At the beginning of 2019 I read Heal Your Headache by David Buchholz. While this was by no means a miracle cure, but after starting his recommended protocol of supplements and the elimination diet he suggested I began to feel better. I combined this with Botox from my neurologist at the beginning of March, and also started a new exercise program for myself. I realised that my new chosen career involves helping chronically ill people use exercise as medicine, and this was a chance to put theory into practice. It was this decision and planning process that lead me to create the Movement with Migraine Instagram page and eventually this blog! Cutting out caffeine has made a huge difference for me, and I do feel that the supplements have helped significantly too. Sleep has also been a huge factor throughout the journey - not an easy part of life to manage when you have a toddler! At this stage I’m 5, almost 6, months into the HYH protocol and the frequency of migraine attacks I get each month has plummeted to 8 last month and 6 so far this month. This is still a lot, but so much better than before. I never thought this would be possible for me, 6 months ago I truly thought that I would live with almost daily migraine for the rest of my life.
I hope this gives you a little background into my own journey with this condition, and why I am so keen to combine my professional interest in exercise science with my personal experience of migraine.
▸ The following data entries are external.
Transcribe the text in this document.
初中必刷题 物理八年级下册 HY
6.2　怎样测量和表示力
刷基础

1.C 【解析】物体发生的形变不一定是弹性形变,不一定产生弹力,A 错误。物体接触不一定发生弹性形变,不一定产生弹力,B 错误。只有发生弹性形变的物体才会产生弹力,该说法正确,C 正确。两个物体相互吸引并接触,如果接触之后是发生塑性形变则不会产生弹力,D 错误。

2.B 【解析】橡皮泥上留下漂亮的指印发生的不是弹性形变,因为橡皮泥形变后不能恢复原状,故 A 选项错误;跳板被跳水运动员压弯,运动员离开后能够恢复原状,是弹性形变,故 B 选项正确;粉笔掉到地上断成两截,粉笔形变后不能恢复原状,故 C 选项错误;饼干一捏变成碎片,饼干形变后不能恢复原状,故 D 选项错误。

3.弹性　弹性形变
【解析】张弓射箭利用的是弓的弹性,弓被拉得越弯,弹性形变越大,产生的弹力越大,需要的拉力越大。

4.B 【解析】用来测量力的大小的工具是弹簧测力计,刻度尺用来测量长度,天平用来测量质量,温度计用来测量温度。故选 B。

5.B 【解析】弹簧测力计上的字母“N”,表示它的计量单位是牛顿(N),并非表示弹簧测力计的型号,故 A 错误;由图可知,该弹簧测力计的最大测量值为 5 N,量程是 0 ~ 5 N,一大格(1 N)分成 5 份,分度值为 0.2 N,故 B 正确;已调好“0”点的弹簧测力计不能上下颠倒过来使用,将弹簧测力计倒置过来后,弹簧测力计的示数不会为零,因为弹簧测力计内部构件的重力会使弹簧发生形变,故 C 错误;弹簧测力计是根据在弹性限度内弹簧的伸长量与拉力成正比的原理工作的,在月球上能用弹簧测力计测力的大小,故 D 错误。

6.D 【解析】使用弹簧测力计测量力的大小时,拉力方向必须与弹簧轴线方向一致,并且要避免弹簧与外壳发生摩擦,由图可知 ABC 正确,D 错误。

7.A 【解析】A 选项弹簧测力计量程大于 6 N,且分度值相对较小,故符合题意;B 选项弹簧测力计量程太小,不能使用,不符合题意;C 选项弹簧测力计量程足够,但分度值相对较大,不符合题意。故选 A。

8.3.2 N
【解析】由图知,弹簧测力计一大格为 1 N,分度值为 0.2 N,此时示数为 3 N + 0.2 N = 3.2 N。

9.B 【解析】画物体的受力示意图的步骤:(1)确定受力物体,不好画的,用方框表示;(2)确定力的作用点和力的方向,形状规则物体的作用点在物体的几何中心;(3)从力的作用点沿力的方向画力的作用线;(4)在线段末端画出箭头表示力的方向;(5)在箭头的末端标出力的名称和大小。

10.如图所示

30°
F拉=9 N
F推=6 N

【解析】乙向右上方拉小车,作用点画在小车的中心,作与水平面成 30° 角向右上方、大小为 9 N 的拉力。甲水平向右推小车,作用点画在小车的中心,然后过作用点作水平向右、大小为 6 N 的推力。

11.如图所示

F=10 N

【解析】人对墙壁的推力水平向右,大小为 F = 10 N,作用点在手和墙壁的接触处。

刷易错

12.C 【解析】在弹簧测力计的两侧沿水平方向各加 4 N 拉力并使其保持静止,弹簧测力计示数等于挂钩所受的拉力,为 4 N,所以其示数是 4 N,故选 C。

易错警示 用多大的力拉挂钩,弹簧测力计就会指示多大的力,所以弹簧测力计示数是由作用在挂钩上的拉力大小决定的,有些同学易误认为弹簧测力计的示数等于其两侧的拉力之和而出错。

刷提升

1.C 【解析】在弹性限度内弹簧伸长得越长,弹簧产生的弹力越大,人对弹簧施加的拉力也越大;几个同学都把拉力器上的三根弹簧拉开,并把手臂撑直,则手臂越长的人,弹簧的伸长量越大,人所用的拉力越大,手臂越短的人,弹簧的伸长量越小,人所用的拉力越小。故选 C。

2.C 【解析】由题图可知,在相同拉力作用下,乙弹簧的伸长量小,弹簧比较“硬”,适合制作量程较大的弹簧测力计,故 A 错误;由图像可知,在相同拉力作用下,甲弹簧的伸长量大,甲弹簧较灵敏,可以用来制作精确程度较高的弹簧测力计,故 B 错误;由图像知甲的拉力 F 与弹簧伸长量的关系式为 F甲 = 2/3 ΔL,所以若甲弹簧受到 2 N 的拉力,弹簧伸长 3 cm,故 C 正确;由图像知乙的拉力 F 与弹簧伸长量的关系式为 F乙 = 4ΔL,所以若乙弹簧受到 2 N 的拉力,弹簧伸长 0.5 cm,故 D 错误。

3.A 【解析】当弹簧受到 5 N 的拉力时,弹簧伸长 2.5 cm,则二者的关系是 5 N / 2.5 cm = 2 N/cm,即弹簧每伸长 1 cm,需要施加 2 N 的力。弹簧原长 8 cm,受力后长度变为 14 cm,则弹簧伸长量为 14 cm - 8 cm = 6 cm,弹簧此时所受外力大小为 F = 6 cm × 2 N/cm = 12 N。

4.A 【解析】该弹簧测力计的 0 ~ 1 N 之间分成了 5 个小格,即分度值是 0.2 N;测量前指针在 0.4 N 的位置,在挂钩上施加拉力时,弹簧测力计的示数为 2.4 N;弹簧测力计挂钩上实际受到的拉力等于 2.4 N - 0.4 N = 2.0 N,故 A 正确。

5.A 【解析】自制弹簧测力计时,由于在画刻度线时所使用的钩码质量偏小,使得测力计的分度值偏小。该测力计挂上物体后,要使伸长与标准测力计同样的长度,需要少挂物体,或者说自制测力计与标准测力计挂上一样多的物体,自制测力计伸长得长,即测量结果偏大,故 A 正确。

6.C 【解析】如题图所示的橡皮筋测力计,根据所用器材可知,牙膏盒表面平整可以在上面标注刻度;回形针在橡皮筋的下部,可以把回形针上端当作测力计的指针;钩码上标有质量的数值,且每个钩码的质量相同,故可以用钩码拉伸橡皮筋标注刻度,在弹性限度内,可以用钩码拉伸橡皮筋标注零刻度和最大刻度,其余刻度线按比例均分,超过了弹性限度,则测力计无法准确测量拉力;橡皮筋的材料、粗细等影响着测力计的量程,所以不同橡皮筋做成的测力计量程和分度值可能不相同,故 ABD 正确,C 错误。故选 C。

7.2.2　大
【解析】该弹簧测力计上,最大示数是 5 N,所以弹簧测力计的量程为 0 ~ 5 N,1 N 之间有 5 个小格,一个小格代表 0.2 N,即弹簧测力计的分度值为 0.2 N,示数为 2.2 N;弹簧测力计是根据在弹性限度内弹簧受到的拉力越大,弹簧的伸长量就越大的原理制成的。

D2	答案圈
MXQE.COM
I hope this blog can help migraine sufferers feel good about their bodies again, and start enjoying moving well once more. A regime for someone in the midst of chronic migraine will look very different to a plan for someone who gets one or two a month, but the principles are the same. If you can move more, sit less and find ways to enjoy exercising your body you will feel better overall and avoid other problems that can arise from sedentary living.